Standing in a scene of shimmering green, Vadym Maniuk pointed to a young white willow tree. “What happened here is a miracle,” he said. “Some of the saplings are already 4 metres tall. There is nowhere else like this on the planet. Not even the Amazon comes close.”

Maniuk, an ecologist, picked his way through a jungle of new branches. The sky above was scarcely visible. In the mud – cracked after days of sweltering temperatures – were the remains of molluscs. The scientist showed off black poplars, also racing upwards, reeds and a small mulberry. Under the leaves it was pleasantly cool.

Just over a year ago, the spot where Maniuk stood was under several metres of water. In the 1920s Stalin ordered the construction of a series of hydroelectric power stations along the Dnipro. The area between two of the dams – one in Zaporizhzhia, the other in Kakhovka – became a vast artificial lake.
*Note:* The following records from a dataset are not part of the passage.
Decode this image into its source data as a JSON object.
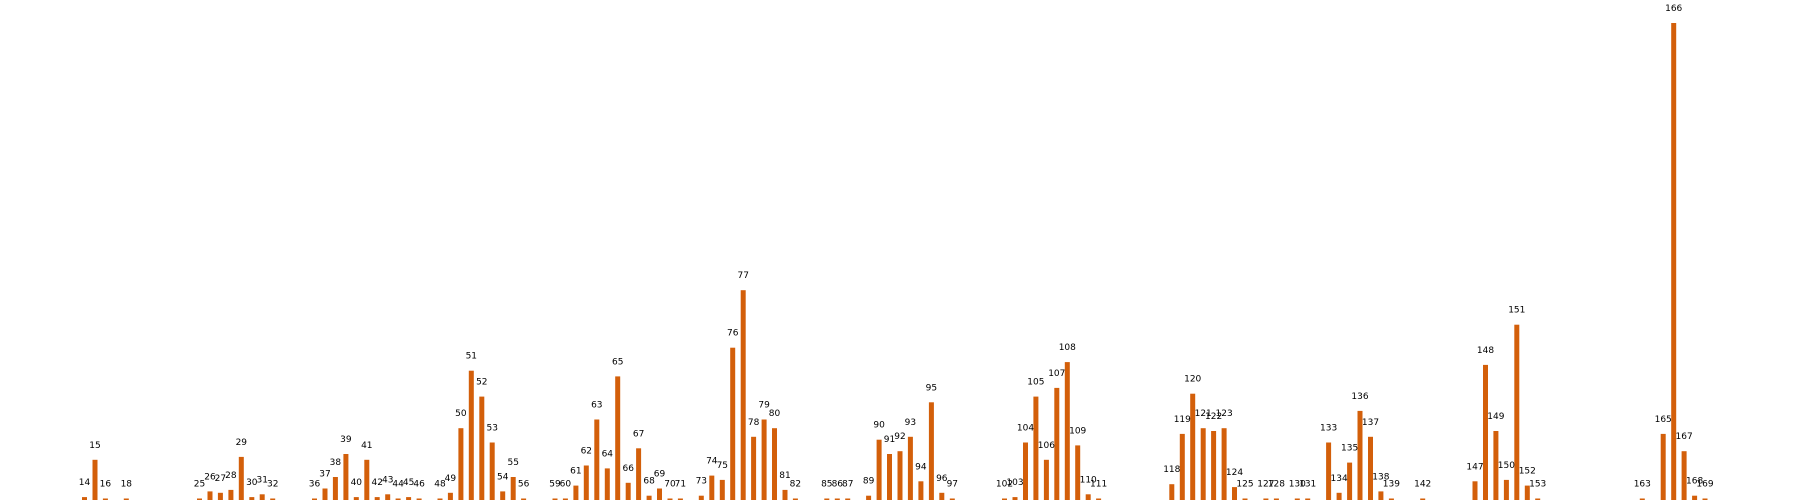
{
  "colors": {
    "bar": "#d35f0a",
    "background": "#ffffff",
    "label": "#000000"
  },
  "chart_data": {
    "type": "bar",
    "title": "",
    "xlabel": "",
    "ylabel": "",
    "axes_visible": false,
    "grid": false,
    "ylim": [
      0,
      166
    ],
    "note": "Each bar is annotated with its category number; bar heights are expressed relative to the tallest bar (category 166).",
    "bars": [
      {
        "label": "14",
        "x": 14,
        "value": 1
      },
      {
        "label": "15",
        "x": 15,
        "value": 14
      },
      {
        "label": "16",
        "x": 16,
        "value": 0.5
      },
      {
        "label": "18",
        "x": 18,
        "value": 0.5
      },
      {
        "label": "25",
        "x": 25,
        "value": 0.5
      },
      {
        "label": "26",
        "x": 26,
        "value": 3
      },
      {
        "label": "27",
        "x": 27,
        "value": 2.5
      },
      {
        "label": "28",
        "x": 28,
        "value": 3.5
      },
      {
        "label": "29",
        "x": 29,
        "value": 15
      },
      {
        "label": "30",
        "x": 30,
        "value": 1
      },
      {
        "label": "31",
        "x": 31,
        "value": 2
      },
      {
        "label": "32",
        "x": 32,
        "value": 0.5
      },
      {
        "label": "36",
        "x": 36,
        "value": 0.5
      },
      {
        "label": "37",
        "x": 37,
        "value": 4
      },
      {
        "label": "38",
        "x": 38,
        "value": 8
      },
      {
        "label": "39",
        "x": 39,
        "value": 16
      },
      {
        "label": "40",
        "x": 40,
        "value": 1
      },
      {
        "label": "41",
        "x": 41,
        "value": 14
      },
      {
        "label": "42",
        "x": 42,
        "value": 1
      },
      {
        "label": "43",
        "x": 43,
        "value": 2
      },
      {
        "label": "44",
        "x": 44,
        "value": 0.5
      },
      {
        "label": "45",
        "x": 45,
        "value": 1
      },
      {
        "label": "46",
        "x": 46,
        "value": 0.5
      },
      {
        "label": "48",
        "x": 48,
        "value": 0.5
      },
      {
        "label": "49",
        "x": 49,
        "value": 2.5
      },
      {
        "label": "50",
        "x": 50,
        "value": 25
      },
      {
        "label": "51",
        "x": 51,
        "value": 45
      },
      {
        "label": "52",
        "x": 52,
        "value": 36
      },
      {
        "label": "53",
        "x": 53,
        "value": 20
      },
      {
        "label": "54",
        "x": 54,
        "value": 3
      },
      {
        "label": "55",
        "x": 55,
        "value": 8
      },
      {
        "label": "56",
        "x": 56,
        "value": 0.5
      },
      {
        "label": "59",
        "x": 59,
        "value": 0.5
      },
      {
        "label": "60",
        "x": 60,
        "value": 0.5
      },
      {
        "label": "61",
        "x": 61,
        "value": 5
      },
      {
        "label": "62",
        "x": 62,
        "value": 12
      },
      {
        "label": "63",
        "x": 63,
        "value": 28
      },
      {
        "label": "64",
        "x": 64,
        "value": 11
      },
      {
        "label": "65",
        "x": 65,
        "value": 43
      },
      {
        "label": "66",
        "x": 66,
        "value": 6
      },
      {
        "label": "67",
        "x": 67,
        "value": 18
      },
      {
        "label": "68",
        "x": 68,
        "value": 1.5
      },
      {
        "label": "69",
        "x": 69,
        "value": 4
      },
      {
        "label": "70",
        "x": 70,
        "value": 0.5
      },
      {
        "label": "71",
        "x": 71,
        "value": 0.5
      },
      {
        "label": "73",
        "x": 73,
        "value": 1.5
      },
      {
        "label": "74",
        "x": 74,
        "value": 8.5
      },
      {
        "label": "75",
        "x": 75,
        "value": 7
      },
      {
        "label": "76",
        "x": 76,
        "value": 53
      },
      {
        "label": "77",
        "x": 77,
        "value": 73
      },
      {
        "label": "78",
        "x": 78,
        "value": 22
      },
      {
        "label": "79",
        "x": 79,
        "value": 28
      },
      {
        "label": "80",
        "x": 80,
        "value": 25
      },
      {
        "label": "81",
        "x": 81,
        "value": 3.5
      },
      {
        "label": "82",
        "x": 82,
        "value": 0.5
      },
      {
        "label": "85",
        "x": 85,
        "value": 0.5
      },
      {
        "label": "86",
        "x": 86,
        "value": 0.5
      },
      {
        "label": "87",
        "x": 87,
        "value": 0.5
      },
      {
        "label": "89",
        "x": 89,
        "value": 1.5
      },
      {
        "label": "90",
        "x": 90,
        "value": 21
      },
      {
        "label": "91",
        "x": 91,
        "value": 16
      },
      {
        "label": "92",
        "x": 92,
        "value": 17
      },
      {
        "label": "93",
        "x": 93,
        "value": 22
      },
      {
        "label": "94",
        "x": 94,
        "value": 6.5
      },
      {
        "label": "95",
        "x": 95,
        "value": 34
      },
      {
        "label": "96",
        "x": 96,
        "value": 2.5
      },
      {
        "label": "97",
        "x": 97,
        "value": 0.5
      },
      {
        "label": "102",
        "x": 102,
        "value": 0.5
      },
      {
        "label": "103",
        "x": 103,
        "value": 1
      },
      {
        "label": "104",
        "x": 104,
        "value": 20
      },
      {
        "label": "105",
        "x": 105,
        "value": 36
      },
      {
        "label": "106",
        "x": 106,
        "value": 14
      },
      {
        "label": "107",
        "x": 107,
        "value": 39
      },
      {
        "label": "108",
        "x": 108,
        "value": 48
      },
      {
        "label": "109",
        "x": 109,
        "value": 19
      },
      {
        "label": "110",
        "x": 110,
        "value": 2
      },
      {
        "label": "111",
        "x": 111,
        "value": 0.5
      },
      {
        "label": "118",
        "x": 118,
        "value": 5.5
      },
      {
        "label": "119",
        "x": 119,
        "value": 23
      },
      {
        "label": "120",
        "x": 120,
        "value": 37
      },
      {
        "label": "121",
        "x": 121,
        "value": 25
      },
      {
        "label": "122",
        "x": 122,
        "value": 24
      },
      {
        "label": "123",
        "x": 123,
        "value": 25
      },
      {
        "label": "124",
        "x": 124,
        "value": 4.5
      },
      {
        "label": "125",
        "x": 125,
        "value": 0.5
      },
      {
        "label": "127",
        "x": 127,
        "value": 0.5
      },
      {
        "label": "128",
        "x": 128,
        "value": 0.5
      },
      {
        "label": "130",
        "x": 130,
        "value": 0.5
      },
      {
        "label": "131",
        "x": 131,
        "value": 0.5
      },
      {
        "label": "133",
        "x": 133,
        "value": 20
      },
      {
        "label": "134",
        "x": 134,
        "value": 2.5
      },
      {
        "label": "135",
        "x": 135,
        "value": 13
      },
      {
        "label": "136",
        "x": 136,
        "value": 31
      },
      {
        "label": "137",
        "x": 137,
        "value": 22
      },
      {
        "label": "138",
        "x": 138,
        "value": 3
      },
      {
        "label": "139",
        "x": 139,
        "value": 0.5
      },
      {
        "label": "142",
        "x": 142,
        "value": 0.5
      },
      {
        "label": "147",
        "x": 147,
        "value": 6.5
      },
      {
        "label": "148",
        "x": 148,
        "value": 47
      },
      {
        "label": "149",
        "x": 149,
        "value": 24
      },
      {
        "label": "150",
        "x": 150,
        "value": 7
      },
      {
        "label": "151",
        "x": 151,
        "value": 61
      },
      {
        "label": "152",
        "x": 152,
        "value": 5
      },
      {
        "label": "153",
        "x": 153,
        "value": 0.5
      },
      {
        "label": "163",
        "x": 163,
        "value": 0.5
      },
      {
        "label": "165",
        "x": 165,
        "value": 23
      },
      {
        "label": "166",
        "x": 166,
        "value": 166
      },
      {
        "label": "167",
        "x": 167,
        "value": 17
      },
      {
        "label": "168",
        "x": 168,
        "value": 1.5
      },
      {
        "label": "169",
        "x": 169,
        "value": 0.5
      }
    ]
  }
}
This Soviet reservoir swallowed up ancient Cossack sites as well as vegetable gardens and grazing pastures used by generations of Ukrainian villagers as a source of food and fuel. The Kremlin promised modernity instead: electricity and irrigation for fields and collective farms across the southern region.

In 2022, with the USSR long gone, Vladimir Putin launched a full-scale invasion of independent Ukraine. The reservoir quickly became part of the frontline. Russian troops sat on the left bank, Ukrainian forces on the right. Then, in June 2023, Moscow blew up the Khakovka power plant downstream as Kyiv began a big counterattack.

The explosion released more than 14 cubic kilometres of water, flooded settlements and killed at least 35 people. Last month Ukraine’s president, Volodymyr Zelenskiy, described the destruction as a “deliberate and calculated crime”. In the immediate aftermath, the reservoir resembled an alien landscape, barren and desertlike.

Within a couple of months, however, the first green shoots appeared. “I visited in August last year. It was already bright green. I was in shock, in a good way,” Maniuk said. “Before, there was a lot of water. People didn’t use it much. Now it’s enthralling and full of life.”

This week, Maniuk visited Malokaterynivka, a village once popular with fishers, on the railway line to Crimea. Its station closed when all-out war began. The Russians were about 10 miles away and smoke billowed in the distance. On the banks of the ex-reservoir are boulders and a white nacreous shore made up of dead molluscs, millions of them.

Beyond that, the forest begins. According to Maniuk, the canopy covers about 140,000 hectares, and looks similar to the primordial forest of 100,000 years ago at the end of the last ice age. Russian soldiers have not entered it. “You can’t see anything. Anyone going inside would get lost. There are bogs and rivers,” he said.

In the absence of humans, animals and birds have taken up residence. A cuckoo and swallows flew above the treeline. A local shopkeeper, Karina, said she saw wild boar from her second-floor balcony. “Scientists say rebuilding the reservoir after Ukraine wins will cause a second ecocide. I’m more worried the boar will eat our vegetables,” she said.